Shipowners could be making a costly mistake if they take Middle East crude as the basis for calculating fuel costs under IMO 2020, according to a research report.

Using low-sulphur crude to ­refine and blend marine fuel oil could slash the price spread between high-sulphur fuel oil (HSFO) and low-sulphur fuel oil (LSFO).

China possesses ample stocks of naturally low-sulphur crude, and thus could be the missing factor in shipowners’ scrubber calculations, Shanghai shipping analyst Liu Xunliang said.

Tough choices

Introducing low-sulphur Chinese crude to the international marine fuel market would also give ­Chinese bunkering in Zhoushan, Ningbo and Shanghai a competitive advantage over the world-­leading Singapore market.

But it all depends on changes in Chinese tax law, according to Liu.

Most shipowners have opted against installing exhaust gas cleaning systems or are sitting on the fence. As of July, Clarkson ­Research Services expected 11% of the world’s merchant fleet (calculated by gross tonnage) to be ­fitted with scrubbers by ­early 2020, ­rising to 15% by the end of 2020.

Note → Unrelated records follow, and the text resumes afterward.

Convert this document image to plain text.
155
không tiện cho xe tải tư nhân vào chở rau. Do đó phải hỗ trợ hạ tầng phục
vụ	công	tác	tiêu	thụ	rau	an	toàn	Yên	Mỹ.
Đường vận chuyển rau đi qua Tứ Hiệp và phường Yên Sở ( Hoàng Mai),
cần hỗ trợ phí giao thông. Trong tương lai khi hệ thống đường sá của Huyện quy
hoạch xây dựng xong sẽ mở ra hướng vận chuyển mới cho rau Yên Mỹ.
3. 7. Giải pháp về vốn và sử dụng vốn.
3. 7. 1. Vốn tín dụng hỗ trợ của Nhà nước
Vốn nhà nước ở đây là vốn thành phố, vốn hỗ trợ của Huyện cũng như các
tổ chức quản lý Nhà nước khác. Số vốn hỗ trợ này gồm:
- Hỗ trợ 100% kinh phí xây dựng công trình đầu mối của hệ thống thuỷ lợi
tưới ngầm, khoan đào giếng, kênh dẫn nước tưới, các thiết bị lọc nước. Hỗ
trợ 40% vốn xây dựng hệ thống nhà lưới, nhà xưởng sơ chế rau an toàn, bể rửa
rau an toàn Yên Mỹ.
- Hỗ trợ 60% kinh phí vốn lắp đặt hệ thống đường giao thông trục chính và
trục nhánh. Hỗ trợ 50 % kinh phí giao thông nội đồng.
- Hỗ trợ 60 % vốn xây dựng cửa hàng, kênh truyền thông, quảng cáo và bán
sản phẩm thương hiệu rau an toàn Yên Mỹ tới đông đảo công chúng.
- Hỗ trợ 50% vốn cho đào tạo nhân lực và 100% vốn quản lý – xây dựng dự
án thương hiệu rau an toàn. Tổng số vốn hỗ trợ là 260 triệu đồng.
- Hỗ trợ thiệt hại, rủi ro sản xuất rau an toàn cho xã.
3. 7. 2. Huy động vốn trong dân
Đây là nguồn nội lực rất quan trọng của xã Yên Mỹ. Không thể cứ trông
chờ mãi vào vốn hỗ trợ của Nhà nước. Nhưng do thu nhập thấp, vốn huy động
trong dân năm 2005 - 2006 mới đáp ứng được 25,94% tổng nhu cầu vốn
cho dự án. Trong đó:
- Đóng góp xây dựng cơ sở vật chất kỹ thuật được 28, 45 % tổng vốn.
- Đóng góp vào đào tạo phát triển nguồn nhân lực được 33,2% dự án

Liner companies and owners of large bulkers and tankers are among those that have already ­bitten the bullet and ­ordered­ scrubbers, some hedging their bets with partial fleet coverage.

An Alphaliner report in July found that every major liner company had committed to the scrubber approach “to some degree”, and by May, 16% of all containerships had installed scrubbers — 35.7% of the global fleet by teu capa­city, reflecting the consensus that larger vessels gain most from the investment.

The price calculation is not complicated, but plugging in the right variables requires assumptions.

“Obviously, there are two deciding factors: the installation cost of desulphurisation towers; and the price difference between high and low-sulphur fuel,” Liu wrote, citing Alphaliner for a current price of $3m to $5m per installed scrubber and Drewry for an LSFO pre­mium of $240 per tonne in 2020.

Shanghai shipping analyst Liu Xunliang Photo: Spencer Tan/TradeWinds Events

Based on the case of a capesize bulker trading 200 days per year with daily fuel consumption of 48 tonnes and an installation cost of $5m, the equipment would pay for itself in fuel cost savings in about two years if Drewry’s prediction of a $240-per-tonne price spread comes true.

But Liu calculated that the introduction of Chinese low-sulphur stocks for production of LSFO could deflate the spread to $100 per tonne. In that case, it would take around six years for the scrubber to pay for itself, which could be longer than the lifetime of the equipment.

Crude from China’s ­Daqing and Shengli oilfields has a sulphur content of 0.11% and less than 1%, respectively, Liu noted, and residual products for fuel oil blending would have correspondingly low sulphur ­levels.

His full calculations are avail­able in Chinese and English on his China Newbuilding Price Index shipping research website.

Liu’s operating cost calculation is conservative because it excludes interest costs and the unknown costs of additional electric power, disposal of sulphur residue and extra crew labour, all factors that diminish the cost efficiency of the scrubber approach.

He noted that ordinary fuel residue ­disposal would cost CNY 9,000 ($1,275) per tonne in Shanghai, less at ­other Chinese ports, although it is unclear how much sulphur residue disposal would cost.

The sticking point for the availability of naturally low-sulphur Chinese-produced marine fuels is government policy.

Although Beijing has a stated goal of promoting the Zhoushan Islands as an ­internationally competitive centre for marine fuels, current tax law and customs regulations do not encourage domestic refining of bonded marine fuel for sale to ­internationally trading ships, nor do they make it practical to blend domestic LSFO with imported medium sulphur fuel oil or HSFO.

Thus, despite the advantages of Chinese discharge ports as a ­natural place for taking on bunkers, more than 90% of the bonded ­marine fuel sold in China is ­imported, making it uncompetitive on price.

Free to compete

“As China’s marine LSFO is not ­included in the list of tax rebates for general trade, the marine LSFO produced by domestic refineries is subject to a consumption tax of CNY 1,218 per tonne and value-­added tax of 16% before entering the bonded bunker sales to inter­national ships in Chinese waters,” Liu wrote. “Thus it cannot compete with Singapore in any way.”

However, he believes there are indications that the government could add marine fuel to its list of products eligible for tax rebates. The change could come as ­early as October, setting ­China’s refiners free to compete globally.

“The shipowners who are still worried about whether to install scrubbers should stop worrying and take LSFO in Zhoushan, Ningbo or Shanghai, because Zhou­shan marine bunker supply covers not only [the] port of Zhoushan, but also Ningbo and Shanghai,” he wrote.